フランスではブドウの収穫を手伝うロボットが開発されている。四輪駆動ロボット「Wall-Ye」は、1日に600本のブドウの木の剪定作業や摘芯などの作業をこなすという。またドイツで開発された「BoniRob」は、植物の識別、作物の測定や健康状態分析を行い、草むしり機能も搭載しているという。

ロボットに置き換えられるのは農場労働者だけではない。ファストフード店で働く労働者にとって代わる新技術も開発されており、アメリカのマクドナルドでは、5月に開催された株主総会で、昨年の労使交渉で最低賃金を10ドルまで引き上げたが、15ドルまで上げるというならば、ロボットや人工知能によるオートメーションを検討することを経営陣が示唆したという。

ハンバーガーチェーン店では店員が手作業で肉を焼くが、人件費が上がればロボットを導入したほうが安くつく。顧客が端末で注文してクレジットカード払いのみにすればレジ係も不要になる。現代の技術を考えればこれらは実現可能であり、レストランは今よりずっと少ない労働者しか必要がなくなる。つまり現状ではスキルのいらない仕事が機械やロボットに置き換わるかどうかではなく、その移行がどれくらい早く行われるかということなのだ。

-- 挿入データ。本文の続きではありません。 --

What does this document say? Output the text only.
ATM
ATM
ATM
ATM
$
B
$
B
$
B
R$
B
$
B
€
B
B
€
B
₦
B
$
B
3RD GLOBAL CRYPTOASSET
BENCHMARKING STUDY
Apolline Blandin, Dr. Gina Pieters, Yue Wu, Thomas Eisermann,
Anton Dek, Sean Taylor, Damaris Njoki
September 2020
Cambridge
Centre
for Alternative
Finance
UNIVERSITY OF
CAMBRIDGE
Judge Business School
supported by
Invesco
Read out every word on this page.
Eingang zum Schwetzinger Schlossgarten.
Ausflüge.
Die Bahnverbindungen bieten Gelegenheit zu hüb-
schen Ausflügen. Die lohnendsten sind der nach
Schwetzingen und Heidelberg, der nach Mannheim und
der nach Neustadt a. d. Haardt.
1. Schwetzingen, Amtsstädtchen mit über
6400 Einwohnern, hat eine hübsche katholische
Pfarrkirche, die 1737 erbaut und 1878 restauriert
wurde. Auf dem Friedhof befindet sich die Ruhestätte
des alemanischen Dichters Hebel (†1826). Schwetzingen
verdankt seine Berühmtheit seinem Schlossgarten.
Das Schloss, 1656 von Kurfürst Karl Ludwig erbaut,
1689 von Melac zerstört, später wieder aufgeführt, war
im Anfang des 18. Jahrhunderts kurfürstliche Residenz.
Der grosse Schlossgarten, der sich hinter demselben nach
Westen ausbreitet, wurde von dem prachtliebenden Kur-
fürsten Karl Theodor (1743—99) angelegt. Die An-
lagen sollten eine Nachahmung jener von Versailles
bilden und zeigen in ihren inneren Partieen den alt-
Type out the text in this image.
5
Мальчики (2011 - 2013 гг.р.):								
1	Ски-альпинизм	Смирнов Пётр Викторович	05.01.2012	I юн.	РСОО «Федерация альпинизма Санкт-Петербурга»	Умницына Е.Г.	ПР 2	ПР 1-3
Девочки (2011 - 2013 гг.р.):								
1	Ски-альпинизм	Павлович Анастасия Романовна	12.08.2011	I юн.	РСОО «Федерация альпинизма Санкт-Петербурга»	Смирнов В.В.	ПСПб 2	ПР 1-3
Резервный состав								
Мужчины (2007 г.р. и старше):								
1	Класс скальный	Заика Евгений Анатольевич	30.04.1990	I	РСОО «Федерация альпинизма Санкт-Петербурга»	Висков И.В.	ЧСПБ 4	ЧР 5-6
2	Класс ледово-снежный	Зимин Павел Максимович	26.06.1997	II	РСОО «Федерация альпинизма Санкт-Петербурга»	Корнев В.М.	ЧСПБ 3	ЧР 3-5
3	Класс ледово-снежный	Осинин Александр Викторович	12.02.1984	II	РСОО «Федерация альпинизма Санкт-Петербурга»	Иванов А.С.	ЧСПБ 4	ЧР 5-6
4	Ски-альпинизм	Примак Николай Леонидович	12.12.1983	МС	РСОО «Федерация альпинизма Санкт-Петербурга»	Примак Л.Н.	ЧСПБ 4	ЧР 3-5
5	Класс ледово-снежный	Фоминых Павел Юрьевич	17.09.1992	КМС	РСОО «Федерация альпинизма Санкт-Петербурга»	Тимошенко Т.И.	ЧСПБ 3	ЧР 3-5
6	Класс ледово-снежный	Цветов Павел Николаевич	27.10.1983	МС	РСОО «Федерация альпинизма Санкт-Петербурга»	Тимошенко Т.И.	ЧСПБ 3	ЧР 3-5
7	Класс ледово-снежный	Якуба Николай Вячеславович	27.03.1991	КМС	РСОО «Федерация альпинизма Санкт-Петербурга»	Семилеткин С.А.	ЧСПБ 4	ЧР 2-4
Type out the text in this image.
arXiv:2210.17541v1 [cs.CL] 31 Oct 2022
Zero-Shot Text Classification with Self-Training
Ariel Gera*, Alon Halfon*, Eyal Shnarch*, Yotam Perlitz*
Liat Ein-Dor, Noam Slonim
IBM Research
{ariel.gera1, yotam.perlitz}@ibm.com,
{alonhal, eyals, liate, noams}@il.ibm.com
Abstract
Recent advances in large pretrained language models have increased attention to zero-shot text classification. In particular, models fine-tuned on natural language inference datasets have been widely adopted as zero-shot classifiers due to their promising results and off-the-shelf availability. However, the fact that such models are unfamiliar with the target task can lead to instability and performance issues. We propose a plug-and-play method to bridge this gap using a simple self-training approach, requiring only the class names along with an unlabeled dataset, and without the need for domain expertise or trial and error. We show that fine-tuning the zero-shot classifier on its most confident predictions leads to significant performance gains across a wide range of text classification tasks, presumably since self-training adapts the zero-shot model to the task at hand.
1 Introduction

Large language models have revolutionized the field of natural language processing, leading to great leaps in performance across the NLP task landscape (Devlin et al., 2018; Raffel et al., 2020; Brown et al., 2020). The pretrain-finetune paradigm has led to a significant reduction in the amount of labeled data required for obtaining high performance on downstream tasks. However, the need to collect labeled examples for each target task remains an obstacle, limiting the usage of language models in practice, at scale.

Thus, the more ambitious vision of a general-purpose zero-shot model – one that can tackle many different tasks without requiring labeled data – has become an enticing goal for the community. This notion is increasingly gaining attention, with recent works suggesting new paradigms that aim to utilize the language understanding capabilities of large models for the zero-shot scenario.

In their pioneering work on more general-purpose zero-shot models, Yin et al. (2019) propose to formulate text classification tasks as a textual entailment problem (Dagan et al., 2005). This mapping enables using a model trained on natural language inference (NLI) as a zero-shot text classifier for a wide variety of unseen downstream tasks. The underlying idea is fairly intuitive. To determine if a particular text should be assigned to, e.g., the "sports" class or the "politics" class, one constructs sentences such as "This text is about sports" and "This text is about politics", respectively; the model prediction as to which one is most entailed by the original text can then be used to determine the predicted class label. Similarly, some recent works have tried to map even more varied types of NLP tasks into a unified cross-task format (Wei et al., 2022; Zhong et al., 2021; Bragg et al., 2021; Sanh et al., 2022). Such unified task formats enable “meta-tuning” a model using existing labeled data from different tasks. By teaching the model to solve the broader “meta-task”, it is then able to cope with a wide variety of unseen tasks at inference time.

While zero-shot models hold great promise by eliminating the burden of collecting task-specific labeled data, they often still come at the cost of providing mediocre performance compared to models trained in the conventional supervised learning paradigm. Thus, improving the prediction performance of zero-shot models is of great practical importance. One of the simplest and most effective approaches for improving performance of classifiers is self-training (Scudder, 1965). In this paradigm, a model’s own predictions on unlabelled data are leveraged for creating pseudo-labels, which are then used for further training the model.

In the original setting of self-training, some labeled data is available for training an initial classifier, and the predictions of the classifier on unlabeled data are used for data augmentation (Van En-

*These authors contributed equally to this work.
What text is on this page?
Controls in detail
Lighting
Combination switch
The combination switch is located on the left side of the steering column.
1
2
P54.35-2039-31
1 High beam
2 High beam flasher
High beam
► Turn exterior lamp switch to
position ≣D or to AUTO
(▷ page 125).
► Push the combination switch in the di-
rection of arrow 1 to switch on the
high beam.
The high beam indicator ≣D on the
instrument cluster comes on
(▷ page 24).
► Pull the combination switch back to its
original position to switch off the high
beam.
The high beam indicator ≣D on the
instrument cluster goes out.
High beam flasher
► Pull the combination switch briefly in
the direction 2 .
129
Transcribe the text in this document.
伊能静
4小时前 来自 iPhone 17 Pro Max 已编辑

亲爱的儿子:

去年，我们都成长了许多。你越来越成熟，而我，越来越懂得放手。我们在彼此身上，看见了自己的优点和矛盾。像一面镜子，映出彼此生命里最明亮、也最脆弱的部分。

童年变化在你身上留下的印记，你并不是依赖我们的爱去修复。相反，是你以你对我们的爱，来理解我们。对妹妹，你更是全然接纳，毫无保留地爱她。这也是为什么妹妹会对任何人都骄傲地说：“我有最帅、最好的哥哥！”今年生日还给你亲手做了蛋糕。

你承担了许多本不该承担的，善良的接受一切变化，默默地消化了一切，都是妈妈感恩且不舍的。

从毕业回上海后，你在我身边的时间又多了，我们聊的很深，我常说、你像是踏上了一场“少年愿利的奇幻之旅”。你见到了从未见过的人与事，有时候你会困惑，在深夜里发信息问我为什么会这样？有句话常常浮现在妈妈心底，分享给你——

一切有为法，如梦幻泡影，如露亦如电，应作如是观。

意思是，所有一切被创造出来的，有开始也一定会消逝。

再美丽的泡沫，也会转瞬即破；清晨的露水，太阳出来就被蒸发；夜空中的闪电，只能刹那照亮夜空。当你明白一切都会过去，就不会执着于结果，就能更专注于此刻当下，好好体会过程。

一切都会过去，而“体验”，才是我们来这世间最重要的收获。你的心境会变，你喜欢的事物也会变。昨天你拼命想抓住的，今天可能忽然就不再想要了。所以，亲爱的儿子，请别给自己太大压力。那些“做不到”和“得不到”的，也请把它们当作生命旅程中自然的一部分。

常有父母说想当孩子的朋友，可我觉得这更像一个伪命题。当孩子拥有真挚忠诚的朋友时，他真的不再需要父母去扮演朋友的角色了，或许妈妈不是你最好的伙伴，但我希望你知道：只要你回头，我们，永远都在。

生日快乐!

最低賃金の底上げが経済的正義として広まれば技術開発や導入が進み、世界は大量の失業をいかに対処するかという問題に直面するだろう。最初に打撃を受けるのは労働者だが、いずれは資本家も含むあらゆる階層の人々に影響が及ぶ。なぜなら労働者が貧しくなれば消費が減少し、それとともに経済が縮小するからだ。

技術進歩は避けられないが解決策はある。国民誰もが健康的な生活ができるレベルの「最低所得」を政府が保障することだ。それ以上の所得が欲しい人はもっと働けばよい。ロボットと競うのではなく、人間が人間らしく生きることができるような政策を各国政府がとればよいのである。